A study conducted by Caritas has provided policymakers with a snapshot of the social situation in Malta: the study found that a couple with two children requires a minimum of €11,466 a year to live a decent life, while a single parent with two children requires €9,197 and an elderly couple on a pension requires €6,527.
Food was the most significant cost – accounting for €6,211 out of the first family’s budget, €4,604 out of the second family’s budget, and €2,945 out of that of the retired couple.
Despite calls by Caritas, Alternattiva Demokratika and the Alliance Against Poverty among others, the government has not increased the minimum wage, with the Prime Minister urging social partners to engage in a discussion.
Along with a number of social measures mainly targeting those at the lowest strata of society, the government intervened to increase the cost of living adjustment – calculated at €1.16 but which the government raised to €1.75.
“The government’s intervention was most welcome: whilst the economy is growing, growth is not reaching every one and it is not trickling down to the lowest bands,” McKay said.
Prompted by MaltaToday, McKay said that, likewise, the government must intervene to raise the minimum wage.
“The government has tried to increase the disposable income without ‘burdening’ the employer. But, given that the economy is doing so well, I ask: if we don’t increase the minimum wage today, when will it ever increase?”
McKay also warned that not increasing the minimum wage would affect an individual’s future pension as the benefits cannot be reflected in pensions.
“We are disappointed especially since the Caritas study, which was given so much attention, made a strong case in favour of a rise in the minimum wage.”
The Caritas director also said that the budget should have addressed the rising prices of healthy food, identified by the study as a family’s most significant cost.
On the other hand, Caritas welcomed other increases to social benefits and anomalies that have been addressed – such as that the allowance for people who take care of an elderly relative has now been extended to married persons as well.
McKay pointed out that the government should also have placed people suffering from illnesses such as Parkinson’s, Alzheimer’s and Aids, on the agenda.
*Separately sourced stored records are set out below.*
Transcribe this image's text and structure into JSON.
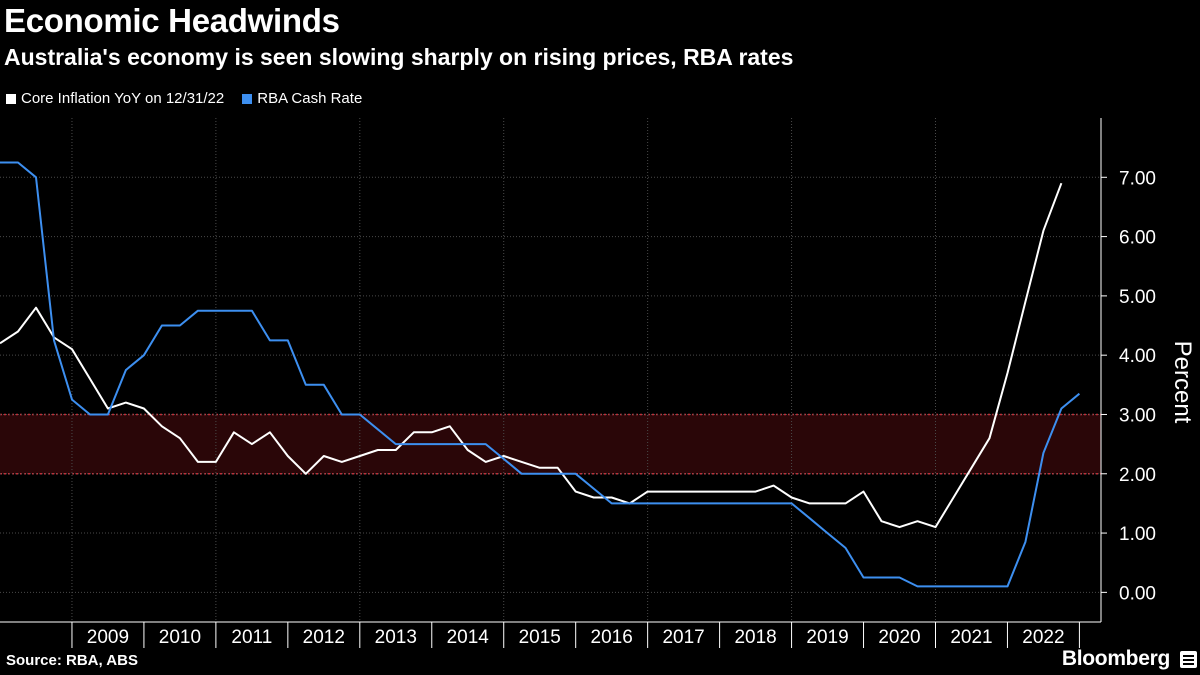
{
  "chart_data": {
    "type": "line",
    "title": "Economic Headwinds",
    "subtitle": "Australia's economy is seen slowing sharply on rising prices, RBA rates",
    "ylabel": "Percent",
    "ylim": [
      -0.5,
      8
    ],
    "yticks": [
      "0.00",
      "1.00",
      "2.00",
      "3.00",
      "4.00",
      "5.00",
      "6.00",
      "7.00"
    ],
    "ytick_values": [
      0,
      1,
      2,
      3,
      4,
      5,
      6,
      7
    ],
    "xlim": [
      2008.0,
      2023.3
    ],
    "xticks": [
      "2009",
      "2010",
      "2011",
      "2012",
      "2013",
      "2014",
      "2015",
      "2016",
      "2017",
      "2018",
      "2019",
      "2020",
      "2021",
      "2022"
    ],
    "target_band": [
      2,
      3
    ],
    "grid": true,
    "legend": "top-left",
    "series": [
      {
        "name": "Core Inflation YoY on 12/31/22",
        "color": "#ffffff",
        "points": [
          [
            2008.0,
            4.2
          ],
          [
            2008.25,
            4.4
          ],
          [
            2008.5,
            4.8
          ],
          [
            2008.75,
            4.3
          ],
          [
            2009.0,
            4.1
          ],
          [
            2009.25,
            3.6
          ],
          [
            2009.5,
            3.1
          ],
          [
            2009.75,
            3.2
          ],
          [
            2010.0,
            3.1
          ],
          [
            2010.25,
            2.8
          ],
          [
            2010.5,
            2.6
          ],
          [
            2010.75,
            2.2
          ],
          [
            2011.0,
            2.2
          ],
          [
            2011.25,
            2.7
          ],
          [
            2011.5,
            2.5
          ],
          [
            2011.75,
            2.7
          ],
          [
            2012.0,
            2.3
          ],
          [
            2012.25,
            2.0
          ],
          [
            2012.5,
            2.3
          ],
          [
            2012.75,
            2.2
          ],
          [
            2013.0,
            2.3
          ],
          [
            2013.25,
            2.4
          ],
          [
            2013.5,
            2.4
          ],
          [
            2013.75,
            2.7
          ],
          [
            2014.0,
            2.7
          ],
          [
            2014.25,
            2.8
          ],
          [
            2014.5,
            2.4
          ],
          [
            2014.75,
            2.2
          ],
          [
            2015.0,
            2.3
          ],
          [
            2015.25,
            2.2
          ],
          [
            2015.5,
            2.1
          ],
          [
            2015.75,
            2.1
          ],
          [
            2016.0,
            1.7
          ],
          [
            2016.25,
            1.6
          ],
          [
            2016.5,
            1.6
          ],
          [
            2016.75,
            1.5
          ],
          [
            2017.0,
            1.7
          ],
          [
            2017.25,
            1.7
          ],
          [
            2017.5,
            1.7
          ],
          [
            2017.75,
            1.7
          ],
          [
            2018.0,
            1.7
          ],
          [
            2018.25,
            1.7
          ],
          [
            2018.5,
            1.7
          ],
          [
            2018.75,
            1.8
          ],
          [
            2019.0,
            1.6
          ],
          [
            2019.25,
            1.5
          ],
          [
            2019.5,
            1.5
          ],
          [
            2019.75,
            1.5
          ],
          [
            2020.0,
            1.7
          ],
          [
            2020.25,
            1.2
          ],
          [
            2020.5,
            1.1
          ],
          [
            2020.75,
            1.2
          ],
          [
            2021.0,
            1.1
          ],
          [
            2021.25,
            1.6
          ],
          [
            2021.5,
            2.1
          ],
          [
            2021.75,
            2.6
          ],
          [
            2022.0,
            3.7
          ],
          [
            2022.25,
            4.9
          ],
          [
            2022.5,
            6.1
          ],
          [
            2022.75,
            6.9
          ]
        ]
      },
      {
        "name": "RBA Cash Rate",
        "color": "#3d8ff0",
        "points": [
          [
            2008.0,
            7.25
          ],
          [
            2008.25,
            7.25
          ],
          [
            2008.5,
            7.0
          ],
          [
            2008.75,
            4.25
          ],
          [
            2009.0,
            3.25
          ],
          [
            2009.25,
            3.0
          ],
          [
            2009.5,
            3.0
          ],
          [
            2009.75,
            3.75
          ],
          [
            2010.0,
            4.0
          ],
          [
            2010.25,
            4.5
          ],
          [
            2010.5,
            4.5
          ],
          [
            2010.75,
            4.75
          ],
          [
            2011.0,
            4.75
          ],
          [
            2011.25,
            4.75
          ],
          [
            2011.5,
            4.75
          ],
          [
            2011.75,
            4.25
          ],
          [
            2012.0,
            4.25
          ],
          [
            2012.25,
            3.5
          ],
          [
            2012.5,
            3.5
          ],
          [
            2012.75,
            3.0
          ],
          [
            2013.0,
            3.0
          ],
          [
            2013.25,
            2.75
          ],
          [
            2013.5,
            2.5
          ],
          [
            2013.75,
            2.5
          ],
          [
            2014.0,
            2.5
          ],
          [
            2014.25,
            2.5
          ],
          [
            2014.5,
            2.5
          ],
          [
            2014.75,
            2.5
          ],
          [
            2015.0,
            2.25
          ],
          [
            2015.25,
            2.0
          ],
          [
            2015.5,
            2.0
          ],
          [
            2015.75,
            2.0
          ],
          [
            2016.0,
            2.0
          ],
          [
            2016.25,
            1.75
          ],
          [
            2016.5,
            1.5
          ],
          [
            2016.75,
            1.5
          ],
          [
            2017.0,
            1.5
          ],
          [
            2017.25,
            1.5
          ],
          [
            2017.5,
            1.5
          ],
          [
            2017.75,
            1.5
          ],
          [
            2018.0,
            1.5
          ],
          [
            2018.25,
            1.5
          ],
          [
            2018.5,
            1.5
          ],
          [
            2018.75,
            1.5
          ],
          [
            2019.0,
            1.5
          ],
          [
            2019.25,
            1.25
          ],
          [
            2019.5,
            1.0
          ],
          [
            2019.75,
            0.75
          ],
          [
            2020.0,
            0.25
          ],
          [
            2020.25,
            0.25
          ],
          [
            2020.5,
            0.25
          ],
          [
            2020.75,
            0.1
          ],
          [
            2021.0,
            0.1
          ],
          [
            2021.25,
            0.1
          ],
          [
            2021.5,
            0.1
          ],
          [
            2021.75,
            0.1
          ],
          [
            2022.0,
            0.1
          ],
          [
            2022.25,
            0.85
          ],
          [
            2022.5,
            2.35
          ],
          [
            2022.75,
            3.1
          ],
          [
            2023.0,
            3.35
          ]
        ]
      }
    ]
  },
  "legend": {
    "core_inflation": "Core Inflation YoY on 12/31/22",
    "rba_rate": "RBA Cash Rate"
  },
  "footer": {
    "source": "Source: RBA, ABS",
    "brand": "Bloomberg"
  },
  "colors": {
    "background": "#000000",
    "grid": "#4a4a4a",
    "band_fill": "#2a0608",
    "band_edge": "#c0303a",
    "inflation_line": "#ffffff",
    "rate_line": "#3d8ff0",
    "axis": "#ffffff"
  }
}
Questioned about rent regulation, McKay admitted that this would remain the biggest problem. Subsidies announced by the government – doubling the subsidies – was welcomed as positive by McKay but doubts were raised on its efficacy.
He welcomed the pilot project for private landlords who enter into a 7-year rent contracts with 100 low-income families. At “socially just” rents, landlords will be taxed at 5% as opposed to 15%.
Asked whether the government should intervene in the rent market, McKay said studies were required to find the best measure.
“We believe that the state should intervene where the market fails… and the market is not sacred.”
Reiterating that the measures announced were just the first step in giving the most vulnerable a stronger voice, McKay said the success of the budget can only be calculated once the market adjusts to the measures: “A further increase in food prices and rents will render those measures irrelevant.”